5 de março de 2008

Faça-se a tua vontade, ó-quase-adolescente

A sua auto-estima estava de rastos.

Tinha vergonha da sua cor. Da sua forma. Do seu gosto.

Sentia-se uma fruta feia. Ridícula.

Se, num acesso de loucura exibicionista, resolvesse despir a sua áspera casca de papa-formigas, não teria melhor para mostrar do que a sua carne flácida, pálida e gorda. Num concurso de beleza horto-frutícola, ganharia de caras o último lugar.

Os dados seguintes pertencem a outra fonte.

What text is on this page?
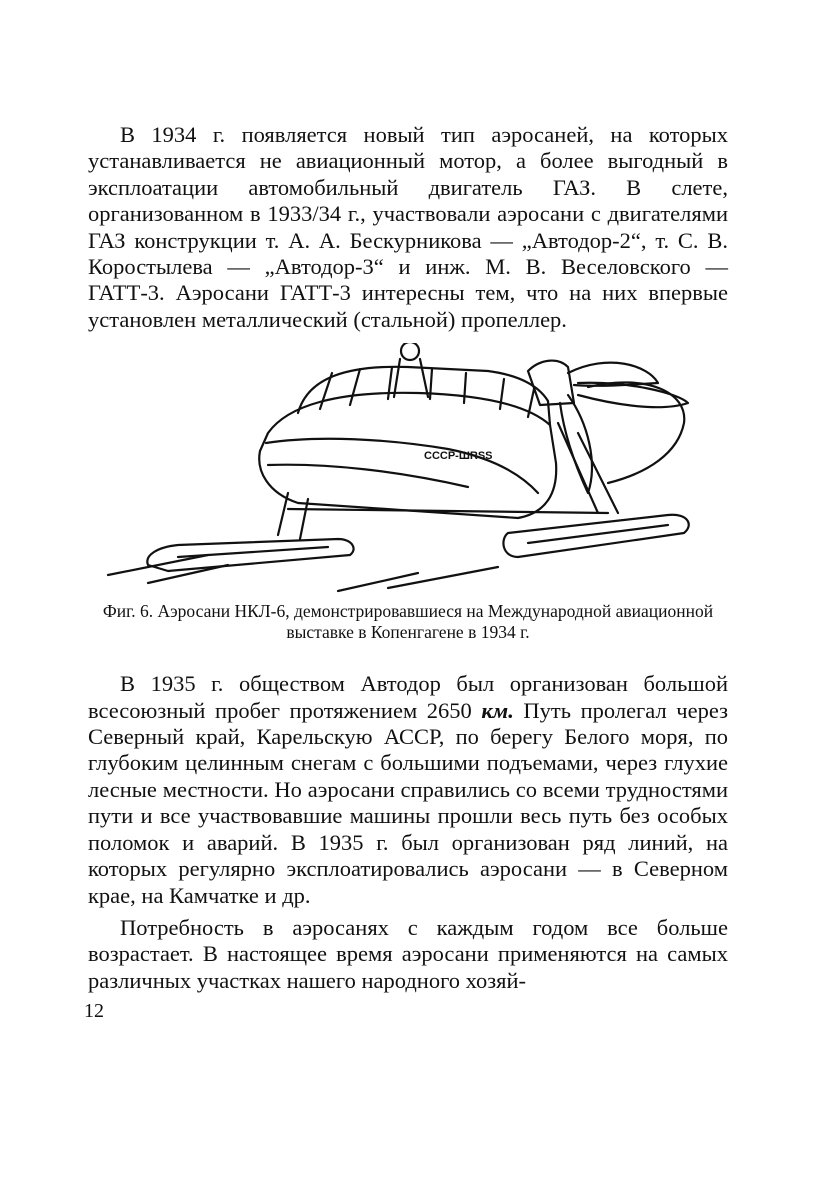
В 1934 г. появляется новый тип аэросаней, на которых устанавливается не авиационный мотор, а более выгодный в эксплоатации автомобильный двигатель ГАЗ. В слете, организованном в 1933/34 г., участвовали аэросани с двигателями ГАЗ конструкции т. А. А. Бескурникова — „Автодор-2“, т. С. В. Коростылева — „Автодор-3“ и инж. М. В. Веселовского — ГАТТ-3. Аэросани ГАТТ-3 интересны тем, что на них впервые установлен металлический (стальной) пропеллер.

СССР-ШRSS

Фиг. 6. Аэросани НКЛ-6, демонстрировавшиеся на Международной авиационной выставке в Копенгагене в 1934 г.

В 1935 г. обществом Автодор был организован большой всесоюзный пробег протяжением 2650 км. Путь пролегал через Северный край, Карельскую АССР, по берегу Белого моря, по глубоким целинным снегам с большими подъемами, через глухие лесные местности. Но аэросани справились со всеми трудностями пути и все участвовавшие машины прошли весь путь без особых поломок и аварий. В 1935 г. был организован ряд линий, на которых регулярно эксплоатировались аэросани — в Северном крае, на Камчатке и др.

Потребность в аэросанях с каждым годом все больше возрастает. В настоящее время аэросани применяются на самых различных участках нашего народного хозяй-

12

Era uma fruta tão indigesta que só a comiam depois de a meterem em lume brando. Um fruto assim, que precise de ser cozinhado para que, a custo, o deglutam, só ele e o marmelo. Mas este, transformado em doce, faz as delícias da criançada. E mais. Um dia, lá em casa, comentando uma cena tórrida de uma telenovela, os pais disseram aos filhos que fossem brincar para o quarto, que as crianças não podiam ver aquela pouca-vergonha. Que "grande marmelada", exclamaram indignados. Em suma, até do agreste marmelo sentia ciúmes.

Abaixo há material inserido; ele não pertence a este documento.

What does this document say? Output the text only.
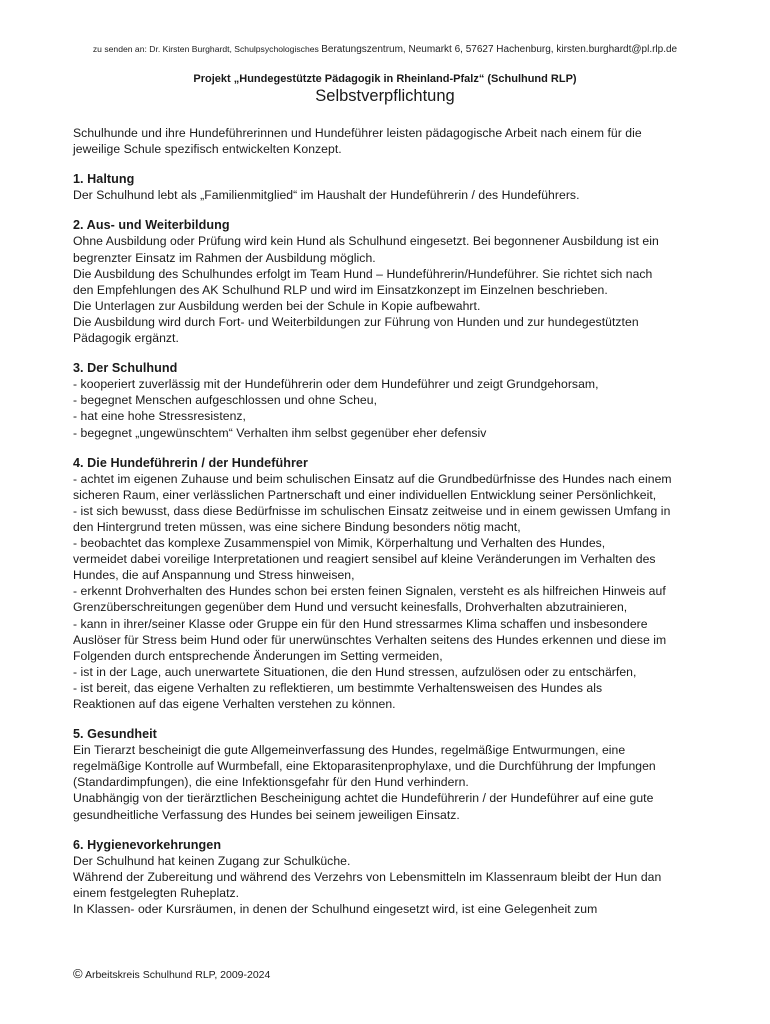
zu senden an: Dr. Kirsten Burghardt, Schulpsychologisches Beratungszentrum, Neumarkt 6, 57627 Hachenburg, kirsten.burghardt@pl.rlp.de
Projekt „Hundegestützte Pädagogik in Rheinland-Pfalz“ (Schulhund RLP)
Selbstverpflichtung

Schulhunde und ihre Hundeführerinnen und Hundeführer leisten pädagogische Arbeit nach einem für die

jeweilige Schule spezifisch entwickelten Konzept.

1. Haltung

Der Schulhund lebt als „Familienmitglied“ im Haushalt der Hundeführerin / des Hundeführers.

2. Aus- und Weiterbildung

Ohne Ausbildung oder Prüfung wird kein Hund als Schulhund eingesetzt. Bei begonnener Ausbildung ist ein

begrenzter Einsatz im Rahmen der Ausbildung möglich.

Die Ausbildung des Schulhundes erfolgt im Team Hund – Hundeführerin/Hundeführer. Sie richtet sich nach

den Empfehlungen des AK Schulhund RLP und wird im Einsatzkonzept im Einzelnen beschrieben.

Die Unterlagen zur Ausbildung werden bei der Schule in Kopie aufbewahrt.

Die Ausbildung wird durch Fort- und Weiterbildungen zur Führung von Hunden und zur hundegestützten

Pädagogik ergänzt.

3. Der Schulhund

- kooperiert zuverlässig mit der Hundeführerin oder dem Hundeführer und zeigt Grundgehorsam,

- begegnet Menschen aufgeschlossen und ohne Scheu,

- hat eine hohe Stressresistenz,

- begegnet „ungewünschtem“ Verhalten ihm selbst gegenüber eher defensiv

4. Die Hundeführerin / der Hundeführer

- achtet im eigenen Zuhause und beim schulischen Einsatz auf die Grundbedürfnisse des Hundes nach einem

sicheren Raum, einer verlässlichen Partnerschaft und einer individuellen Entwicklung seiner Persönlichkeit,

- ist sich bewusst, dass diese Bedürfnisse im schulischen Einsatz zeitweise und in einem gewissen Umfang in

den Hintergrund treten müssen, was eine sichere Bindung besonders nötig macht,

- beobachtet das komplexe Zusammenspiel von Mimik, Körperhaltung und Verhalten des Hundes,

vermeidet dabei voreilige Interpretationen und reagiert sensibel auf kleine Veränderungen im Verhalten des

Hundes, die auf Anspannung und Stress hinweisen,

- erkennt Drohverhalten des Hundes schon bei ersten feinen Signalen, versteht es als hilfreichen Hinweis auf

Grenzüberschreitungen gegenüber dem Hund und versucht keinesfalls, Drohverhalten abzutrainieren,

- kann in ihrer/seiner Klasse oder Gruppe ein für den Hund stressarmes Klima schaffen und insbesondere

Auslöser für Stress beim Hund oder für unerwünschtes Verhalten seitens des Hundes erkennen und diese im

Folgenden durch entsprechende Änderungen im Setting vermeiden,

- ist in der Lage, auch unerwartete Situationen, die den Hund stressen, aufzulösen oder zu entschärfen,

- ist bereit, das eigene Verhalten zu reflektieren, um bestimmte Verhaltensweisen des Hundes als

Reaktionen auf das eigene Verhalten verstehen zu können.

5. Gesundheit

Ein Tierarzt bescheinigt die gute Allgemeinverfassung des Hundes, regelmäßige Entwurmungen, eine

regelmäßige Kontrolle auf Wurmbefall, eine Ektoparasitenprophylaxe, und die Durchführung der Impfungen

(Standardimpfungen), die eine Infektionsgefahr für den Hund verhindern.

Unabhängig von der tierärztlichen Bescheinigung achtet die Hundeführerin / der Hundeführer auf eine gute

gesundheitliche Verfassung des Hundes bei seinem jeweiligen Einsatz.

6. Hygienevorkehrungen

Der Schulhund hat keinen Zugang zur Schulküche.

Während der Zubereitung und während des Verzehrs von Lebensmitteln im Klassenraum bleibt der Hun dan

einem festgelegten Ruheplatz.

In Klassen- oder Kursräumen, in denen der Schulhund eingesetzt wird, ist eine Gelegenheit zum

© Arbeitskreis Schulhund RLP, 2009-2024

Como toda a regra tem uma excepção que a confirma, diziam-lhe frutas piedosas que ele era muito famoso e apreciado num país quente e distante. Ainda que essa história fosse verdadeira, não lhe servia de consolo. Parece que lá os homens eram todos bigodudos, pançudos e com escassos hábitos de higiene, bebiam tequila como se fosse água e comiam chili como se fosse chocolate. Pudera que os tais mariachis também gostassem dele, se eram sujeitos com tamanha falta de chá.

Enfim, sentia-se só.

Estava farto da sua condição de abacate.

Porque não tinha nascido uma pêra suculenta, um pêssego sumarento, uma laranja refrescante, uma maçã tentadora? Enfim, um modesto tremoço que fosse, para fazer as vezes de marisco. Agora um abacate?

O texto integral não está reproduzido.